PRAYER FOR AN INMATE OF RVJDC

God is probably a Belgian endive,
which is a vegetable I don’t believe in.

A fist-sized, tender, lettuce-looking thing
that sprouts from chicory, under covering

of dust and darkness. If it’s lopped from the root,
another grows and grows, until some rot

takes hold. That’s the point, most likely,
when someone cleans and grinds the chicory

to make the coffee you’re drinking, which looks
almost good—thick as ink on a handmade book—

but lots of things appear as what they’re not.
Once you’ve snapped the endive’s huddled

leaves from their whiskered base, there’s no hiding
the kind of bitterness you’ve got.

from Rattle #35, Summer 2011
2012 Neil Postman Award Winner

__________

Danielle Spratley: “I started this poem as I was familiarizing myself with the RVJDC waiting room.
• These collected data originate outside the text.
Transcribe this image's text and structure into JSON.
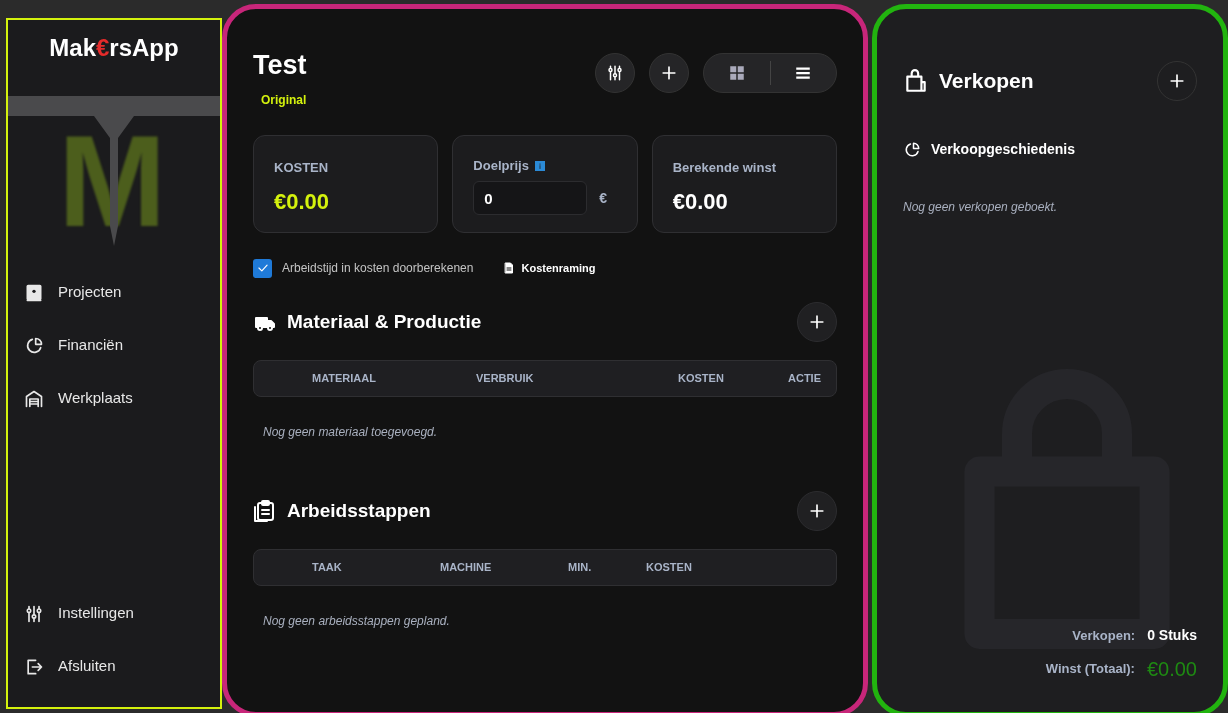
{
  "sidebar": {
    "logo": [
      {
        "text": "Mak",
        "accent": false
      },
      {
        "text": "€",
        "accent": true
      },
      {
        "text": "rsApp",
        "accent": false
      }
    ],
    "hero_letter": "M",
    "nav": [
      {
        "kind": "book",
        "label": "Projecten"
      },
      {
        "kind": "pie",
        "label": "Financiën"
      },
      {
        "kind": "garage",
        "label": "Werkplaats"
      }
    ],
    "bottom_nav": [
      {
        "kind": "sliders",
        "label": "Instellingen"
      },
      {
        "kind": "exit",
        "label": "Afsluiten"
      }
    ]
  },
  "project": {
    "title": "Test",
    "badge": "Original",
    "stats": [
      {
        "kind": "value",
        "label": "KOSTEN",
        "value": "€0.00",
        "accent": true
      },
      {
        "kind": "input",
        "label": "Doelprijs",
        "value": "0",
        "unit": "€"
      },
      {
        "kind": "value",
        "label": "Berekende winst",
        "value": "€0.00",
        "accent": false
      }
    ],
    "labor_checkbox": {
      "label": "Arbeidstijd in kosten doorberekenen",
      "checked": true
    },
    "estimate_link": "Kostenraming",
    "sections": [
      {
        "kind": "truck",
        "title": "Materiaal & Productie",
        "columns": [
          "MATERIAAL",
          "VERBRUIK",
          "KOSTEN",
          "ACTIE"
        ],
        "empty": "Nog geen materiaal toegevoegd."
      },
      {
        "kind": "clipboard",
        "title": "Arbeidsstappen",
        "columns": [
          "TAAK",
          "MACHINE",
          "MIN.",
          "KOSTEN"
        ],
        "empty": "Nog geen arbeidsstappen gepland."
      }
    ]
  },
  "sales": {
    "title": "Verkopen",
    "history_title": "Verkoopgeschiedenis",
    "empty": "Nog geen verkopen geboekt.",
    "summary": [
      {
        "label": "Verkopen:",
        "value": "0 Stuks",
        "accent": false
      },
      {
        "label": "Winst (Totaal):",
        "value": "€0.00",
        "accent": true
      }
    ]
  }
}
It’s unsettling to see a kid locked up, especially when you were supposed to help him stay out of detention. As is the case more often than I’d like to admit, I wrote to convince myself I hadn’t failed someone—or, at least, that I hadn’t been the only one to do so. When I saw my client, he was upset, sure. But they had the best food there, and did I mind coming back later? It was almost dinnertime.”